Vogliamo parlare di smart working che rischia di essere utilizzato per reintrodurre il lavoro a cottimo, per creare un rapporto uno ad uno tra dirigente e lavoratore, per dilatare a dismisura i tempi di lavoro a scapito di quelli di vita, senza alcun riconoscimento economico. Uno smart working che solo incidentalmente e surrettiziamente risolverà in parte il problema della conciliazione dei tempi di vita e di lavoro, ma fondamentalmente sarà rivolto ad aumentare la produttività a costo zero, a risparmiare in termini di strumentazione, di consumi, di spazi e in prospettiva di personale.
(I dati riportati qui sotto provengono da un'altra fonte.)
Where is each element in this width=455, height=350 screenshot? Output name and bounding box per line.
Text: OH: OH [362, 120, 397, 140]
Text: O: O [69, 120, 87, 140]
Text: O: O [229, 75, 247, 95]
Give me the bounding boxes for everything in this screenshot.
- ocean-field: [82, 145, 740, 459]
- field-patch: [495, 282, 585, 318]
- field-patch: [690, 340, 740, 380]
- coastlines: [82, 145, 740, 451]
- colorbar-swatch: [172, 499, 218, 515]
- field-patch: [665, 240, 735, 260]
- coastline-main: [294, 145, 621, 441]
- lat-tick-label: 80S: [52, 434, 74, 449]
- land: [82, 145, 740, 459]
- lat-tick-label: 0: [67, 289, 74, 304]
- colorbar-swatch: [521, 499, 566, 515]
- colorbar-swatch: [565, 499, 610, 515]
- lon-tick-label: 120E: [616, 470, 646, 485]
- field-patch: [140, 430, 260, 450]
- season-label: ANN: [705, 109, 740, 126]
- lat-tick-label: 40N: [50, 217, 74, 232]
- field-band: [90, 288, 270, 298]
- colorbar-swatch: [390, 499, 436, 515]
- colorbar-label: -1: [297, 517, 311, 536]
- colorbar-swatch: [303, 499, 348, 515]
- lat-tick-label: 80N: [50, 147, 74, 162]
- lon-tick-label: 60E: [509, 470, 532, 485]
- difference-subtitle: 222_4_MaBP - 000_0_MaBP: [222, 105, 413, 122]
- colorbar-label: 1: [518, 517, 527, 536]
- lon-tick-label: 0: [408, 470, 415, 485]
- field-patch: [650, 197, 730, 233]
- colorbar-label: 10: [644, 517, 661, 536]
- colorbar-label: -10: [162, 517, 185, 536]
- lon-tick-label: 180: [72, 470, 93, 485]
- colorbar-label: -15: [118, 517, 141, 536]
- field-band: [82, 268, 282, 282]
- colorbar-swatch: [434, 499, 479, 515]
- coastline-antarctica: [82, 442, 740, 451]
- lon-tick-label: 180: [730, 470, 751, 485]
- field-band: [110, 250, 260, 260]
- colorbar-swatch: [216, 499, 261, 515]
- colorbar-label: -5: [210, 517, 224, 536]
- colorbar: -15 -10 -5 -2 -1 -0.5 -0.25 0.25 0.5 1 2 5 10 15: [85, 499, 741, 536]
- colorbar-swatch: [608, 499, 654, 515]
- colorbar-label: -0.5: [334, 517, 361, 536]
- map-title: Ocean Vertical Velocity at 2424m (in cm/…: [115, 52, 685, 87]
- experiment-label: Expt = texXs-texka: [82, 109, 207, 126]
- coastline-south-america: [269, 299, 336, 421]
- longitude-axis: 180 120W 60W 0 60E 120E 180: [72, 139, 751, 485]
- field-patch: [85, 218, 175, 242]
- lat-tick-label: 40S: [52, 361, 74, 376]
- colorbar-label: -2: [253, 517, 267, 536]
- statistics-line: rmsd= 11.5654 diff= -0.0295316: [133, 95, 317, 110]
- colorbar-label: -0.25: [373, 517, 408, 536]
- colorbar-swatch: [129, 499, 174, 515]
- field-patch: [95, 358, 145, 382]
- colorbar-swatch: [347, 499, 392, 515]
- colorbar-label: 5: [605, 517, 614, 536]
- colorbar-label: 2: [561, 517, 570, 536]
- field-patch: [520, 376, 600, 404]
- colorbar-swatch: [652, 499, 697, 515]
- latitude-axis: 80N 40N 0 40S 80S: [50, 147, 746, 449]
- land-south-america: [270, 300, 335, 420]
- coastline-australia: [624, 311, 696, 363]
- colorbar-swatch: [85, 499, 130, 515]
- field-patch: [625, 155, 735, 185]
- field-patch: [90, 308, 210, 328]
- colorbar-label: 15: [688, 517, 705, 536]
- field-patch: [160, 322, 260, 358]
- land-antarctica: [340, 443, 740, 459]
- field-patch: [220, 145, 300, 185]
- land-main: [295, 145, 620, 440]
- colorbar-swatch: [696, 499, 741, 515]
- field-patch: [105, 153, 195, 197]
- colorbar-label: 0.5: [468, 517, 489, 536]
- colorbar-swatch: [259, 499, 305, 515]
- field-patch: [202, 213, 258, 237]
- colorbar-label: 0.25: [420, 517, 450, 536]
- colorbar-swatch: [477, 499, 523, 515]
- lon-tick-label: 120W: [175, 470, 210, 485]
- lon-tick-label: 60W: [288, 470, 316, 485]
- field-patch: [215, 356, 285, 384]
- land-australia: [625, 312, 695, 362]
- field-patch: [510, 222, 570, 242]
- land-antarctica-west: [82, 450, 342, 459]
Un vero e proprio cambio di paradigma culturale per la P.A.: passare dalla logica di un lavoro da svolgere in un orario e luogo ben determinato e definito alla logica del risultato individuale, slegato dal tempo e dallo spazio.
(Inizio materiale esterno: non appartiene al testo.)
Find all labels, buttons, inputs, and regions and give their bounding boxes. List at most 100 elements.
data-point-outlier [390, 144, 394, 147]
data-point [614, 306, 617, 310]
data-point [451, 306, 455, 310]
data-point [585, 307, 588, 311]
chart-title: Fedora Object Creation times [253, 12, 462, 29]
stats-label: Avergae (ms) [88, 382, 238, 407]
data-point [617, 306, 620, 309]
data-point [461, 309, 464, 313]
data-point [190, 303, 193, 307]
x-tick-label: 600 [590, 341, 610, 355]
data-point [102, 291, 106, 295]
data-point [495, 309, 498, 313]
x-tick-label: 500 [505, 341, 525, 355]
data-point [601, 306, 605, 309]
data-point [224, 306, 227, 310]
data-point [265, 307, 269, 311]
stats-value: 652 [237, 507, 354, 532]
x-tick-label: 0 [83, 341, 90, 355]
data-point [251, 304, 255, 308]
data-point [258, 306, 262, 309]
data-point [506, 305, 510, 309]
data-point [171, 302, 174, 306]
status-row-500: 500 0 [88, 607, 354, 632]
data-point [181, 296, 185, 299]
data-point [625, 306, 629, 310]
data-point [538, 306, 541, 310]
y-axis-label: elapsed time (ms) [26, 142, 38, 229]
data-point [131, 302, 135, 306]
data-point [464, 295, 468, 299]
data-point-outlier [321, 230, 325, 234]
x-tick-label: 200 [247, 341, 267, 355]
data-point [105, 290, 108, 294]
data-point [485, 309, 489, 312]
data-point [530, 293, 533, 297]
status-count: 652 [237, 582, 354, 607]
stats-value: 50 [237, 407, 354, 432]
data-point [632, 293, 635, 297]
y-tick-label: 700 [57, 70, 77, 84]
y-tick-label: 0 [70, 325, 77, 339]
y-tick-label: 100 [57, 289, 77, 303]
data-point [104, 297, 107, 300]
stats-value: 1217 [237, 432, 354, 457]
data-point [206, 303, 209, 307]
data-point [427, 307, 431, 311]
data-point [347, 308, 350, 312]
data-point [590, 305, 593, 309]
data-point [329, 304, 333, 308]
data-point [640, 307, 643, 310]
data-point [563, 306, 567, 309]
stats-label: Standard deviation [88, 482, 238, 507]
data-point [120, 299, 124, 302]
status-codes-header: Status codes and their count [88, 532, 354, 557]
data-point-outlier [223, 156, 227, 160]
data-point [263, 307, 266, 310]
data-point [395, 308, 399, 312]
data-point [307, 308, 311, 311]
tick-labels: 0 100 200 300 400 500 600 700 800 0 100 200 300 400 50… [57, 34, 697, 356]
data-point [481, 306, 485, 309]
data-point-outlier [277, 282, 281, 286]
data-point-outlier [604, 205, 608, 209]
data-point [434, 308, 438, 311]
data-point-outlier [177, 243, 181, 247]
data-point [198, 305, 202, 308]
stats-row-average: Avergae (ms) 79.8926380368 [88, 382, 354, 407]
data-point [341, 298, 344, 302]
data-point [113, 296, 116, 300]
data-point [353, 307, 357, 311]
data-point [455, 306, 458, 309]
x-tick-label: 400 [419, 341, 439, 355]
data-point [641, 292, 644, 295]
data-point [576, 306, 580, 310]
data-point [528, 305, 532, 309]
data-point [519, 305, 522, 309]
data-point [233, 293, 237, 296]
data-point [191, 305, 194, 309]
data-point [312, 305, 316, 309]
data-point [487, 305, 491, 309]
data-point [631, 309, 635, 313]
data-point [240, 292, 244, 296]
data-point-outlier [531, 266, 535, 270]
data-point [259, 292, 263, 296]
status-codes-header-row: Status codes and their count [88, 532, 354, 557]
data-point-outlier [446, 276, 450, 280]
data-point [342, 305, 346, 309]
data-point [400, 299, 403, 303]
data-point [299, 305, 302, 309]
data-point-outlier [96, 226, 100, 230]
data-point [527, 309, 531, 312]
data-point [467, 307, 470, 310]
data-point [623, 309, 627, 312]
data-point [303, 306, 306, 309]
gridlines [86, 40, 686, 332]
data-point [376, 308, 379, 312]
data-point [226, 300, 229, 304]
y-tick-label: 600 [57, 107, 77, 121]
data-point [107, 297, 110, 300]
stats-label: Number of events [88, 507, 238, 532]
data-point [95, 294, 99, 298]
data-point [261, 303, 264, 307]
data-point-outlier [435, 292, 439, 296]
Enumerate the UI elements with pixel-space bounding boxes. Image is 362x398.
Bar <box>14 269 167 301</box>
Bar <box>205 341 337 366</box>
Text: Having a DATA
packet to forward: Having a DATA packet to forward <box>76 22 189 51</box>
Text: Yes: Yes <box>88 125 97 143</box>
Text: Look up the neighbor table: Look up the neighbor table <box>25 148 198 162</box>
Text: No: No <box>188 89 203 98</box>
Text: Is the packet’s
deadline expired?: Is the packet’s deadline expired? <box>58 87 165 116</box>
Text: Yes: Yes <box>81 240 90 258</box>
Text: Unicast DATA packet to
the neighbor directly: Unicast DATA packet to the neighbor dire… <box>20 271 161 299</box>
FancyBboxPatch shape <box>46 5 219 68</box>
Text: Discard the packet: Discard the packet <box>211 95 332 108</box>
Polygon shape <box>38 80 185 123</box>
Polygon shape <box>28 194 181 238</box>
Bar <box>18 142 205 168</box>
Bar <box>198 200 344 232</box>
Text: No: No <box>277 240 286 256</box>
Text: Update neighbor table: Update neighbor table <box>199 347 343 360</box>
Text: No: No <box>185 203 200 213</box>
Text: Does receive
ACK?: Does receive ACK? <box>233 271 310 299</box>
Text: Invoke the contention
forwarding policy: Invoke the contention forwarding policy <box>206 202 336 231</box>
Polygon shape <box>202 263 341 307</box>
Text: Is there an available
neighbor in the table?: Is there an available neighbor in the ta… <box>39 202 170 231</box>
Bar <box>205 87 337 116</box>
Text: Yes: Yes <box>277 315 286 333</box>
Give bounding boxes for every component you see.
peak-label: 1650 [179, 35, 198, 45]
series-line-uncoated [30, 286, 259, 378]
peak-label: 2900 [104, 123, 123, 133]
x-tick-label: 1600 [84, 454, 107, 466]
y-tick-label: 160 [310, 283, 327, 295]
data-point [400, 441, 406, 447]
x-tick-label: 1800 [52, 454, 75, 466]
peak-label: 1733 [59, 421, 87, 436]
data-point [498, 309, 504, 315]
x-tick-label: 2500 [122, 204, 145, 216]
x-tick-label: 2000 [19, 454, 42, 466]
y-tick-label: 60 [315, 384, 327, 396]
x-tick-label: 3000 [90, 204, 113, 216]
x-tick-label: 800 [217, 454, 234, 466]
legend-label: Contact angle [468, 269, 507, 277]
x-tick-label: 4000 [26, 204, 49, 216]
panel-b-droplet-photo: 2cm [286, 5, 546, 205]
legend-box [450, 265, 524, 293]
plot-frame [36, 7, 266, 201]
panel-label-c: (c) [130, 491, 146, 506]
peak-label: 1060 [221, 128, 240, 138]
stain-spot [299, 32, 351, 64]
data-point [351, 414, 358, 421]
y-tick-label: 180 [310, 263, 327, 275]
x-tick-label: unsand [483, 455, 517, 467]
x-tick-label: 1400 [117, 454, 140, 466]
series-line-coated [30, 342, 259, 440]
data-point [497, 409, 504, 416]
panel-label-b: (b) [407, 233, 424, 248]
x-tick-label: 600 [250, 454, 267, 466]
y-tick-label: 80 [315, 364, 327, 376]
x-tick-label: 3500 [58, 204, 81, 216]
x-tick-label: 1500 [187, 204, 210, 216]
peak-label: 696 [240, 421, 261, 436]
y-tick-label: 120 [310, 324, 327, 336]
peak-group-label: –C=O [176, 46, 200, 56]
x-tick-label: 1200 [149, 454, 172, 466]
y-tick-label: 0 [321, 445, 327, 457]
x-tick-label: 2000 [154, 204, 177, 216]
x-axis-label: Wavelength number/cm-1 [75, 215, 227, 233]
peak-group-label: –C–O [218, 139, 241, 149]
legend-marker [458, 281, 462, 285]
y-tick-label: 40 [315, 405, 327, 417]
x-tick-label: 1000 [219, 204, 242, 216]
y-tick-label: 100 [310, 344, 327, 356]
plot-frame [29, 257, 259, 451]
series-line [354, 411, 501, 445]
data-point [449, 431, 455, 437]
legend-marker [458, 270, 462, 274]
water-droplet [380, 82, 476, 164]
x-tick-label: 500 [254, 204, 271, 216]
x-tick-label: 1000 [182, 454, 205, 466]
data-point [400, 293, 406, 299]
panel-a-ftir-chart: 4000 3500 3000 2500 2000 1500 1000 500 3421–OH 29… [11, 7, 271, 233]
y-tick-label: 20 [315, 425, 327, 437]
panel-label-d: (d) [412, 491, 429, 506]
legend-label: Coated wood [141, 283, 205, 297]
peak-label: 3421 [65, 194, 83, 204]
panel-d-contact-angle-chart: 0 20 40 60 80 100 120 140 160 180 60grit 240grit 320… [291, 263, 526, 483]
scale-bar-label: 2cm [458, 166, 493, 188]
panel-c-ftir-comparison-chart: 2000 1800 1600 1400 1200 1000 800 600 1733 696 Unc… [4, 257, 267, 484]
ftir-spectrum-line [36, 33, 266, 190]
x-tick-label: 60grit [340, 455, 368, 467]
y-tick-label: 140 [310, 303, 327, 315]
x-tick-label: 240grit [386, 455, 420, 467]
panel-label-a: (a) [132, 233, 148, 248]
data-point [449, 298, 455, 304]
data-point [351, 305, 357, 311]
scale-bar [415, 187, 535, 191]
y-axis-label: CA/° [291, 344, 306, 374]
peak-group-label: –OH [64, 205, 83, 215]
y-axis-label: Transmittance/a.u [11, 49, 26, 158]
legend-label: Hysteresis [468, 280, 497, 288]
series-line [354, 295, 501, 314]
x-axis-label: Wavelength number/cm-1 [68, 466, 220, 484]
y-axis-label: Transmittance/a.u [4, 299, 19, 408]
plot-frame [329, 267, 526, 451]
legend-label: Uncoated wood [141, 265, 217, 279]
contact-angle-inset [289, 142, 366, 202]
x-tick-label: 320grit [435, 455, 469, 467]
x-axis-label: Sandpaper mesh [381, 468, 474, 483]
Ma lo smart working sarà solo uno dei tanti aspetti che verranno messi sul piatto del cambiamento.
Vogliamo per questo ri/appropriarci di tutti quegli spazi che in tanti, a partire da tutte le organizzazioni firmatarie “convinte”, ci hanno sottratto attraverso una clausola contrattuale antidemocratica che ha tentato di negarci il riconoscimento del ruolo legato alla rappresentatività, l’ignobile art.7 che continueremo a combattere fino alla sua eliminazione.
Una firma non tecnica, non di ripiego, ma una firma che arriva dopo battaglie condotte con tutti i mezzi e in tutti i modi fin dall’ormai lontano febbraio 2018, all’indomani della nostra non sottoscrizione del CCNL delle Funzioni Centrali. Non ci ha fermato la protervia fascistoide di chi ci ha impedito anche fisicamente di partecipare ai tavoli, non ci ha fermato l’aver perso un ricorso in primo grado. Non ci ha fermato neanche il tentativo di escluderci dai lavori della Commissione sull’ordinamento professionale.
Ma tutto questo fa parte di un’altra era. Oggi il mondo è cambiato. E tanto.
E noi vogliamo esserci, orgogliosamente dobbiamo esserci e non lasciare nessuno spazio a chi in questi anni ha tentato di metterci a tacere, a partire da CGIL CISL e UIL completamente latitanti nella prima fase dell’emergenza sanitaria, quella più dura e difficile, per poi affrettarsi a sottoscrivere un protocollo d’intesa con il Ministro Dadone, inutile nei contenuti ma necessario a riaffermarne il ruolo e ad esigerne il monopolio.
Vogliamo esserci, per incidere sull’organizzazione del lavoro che diventa difesa della salute e sicurezza in un momento in cui la pandemia, non ancora finita, limita fortemente e ulteriormente, dopo i decreti sicurezza, anche l’agire sindacale con i consueti mezzi a nostra disposizione.
Siamo sempre più convinti che USB è il sindacato che serve. Soprattutto in questa fase di cambiamento.
E se per fare quello che abbiamo detto può servire anche strumentalmente una firma, non sarà certo questo a snaturare il nostro modo conflittuale di fare sindacato così come abbiamo dimostrato in tutti questi anni.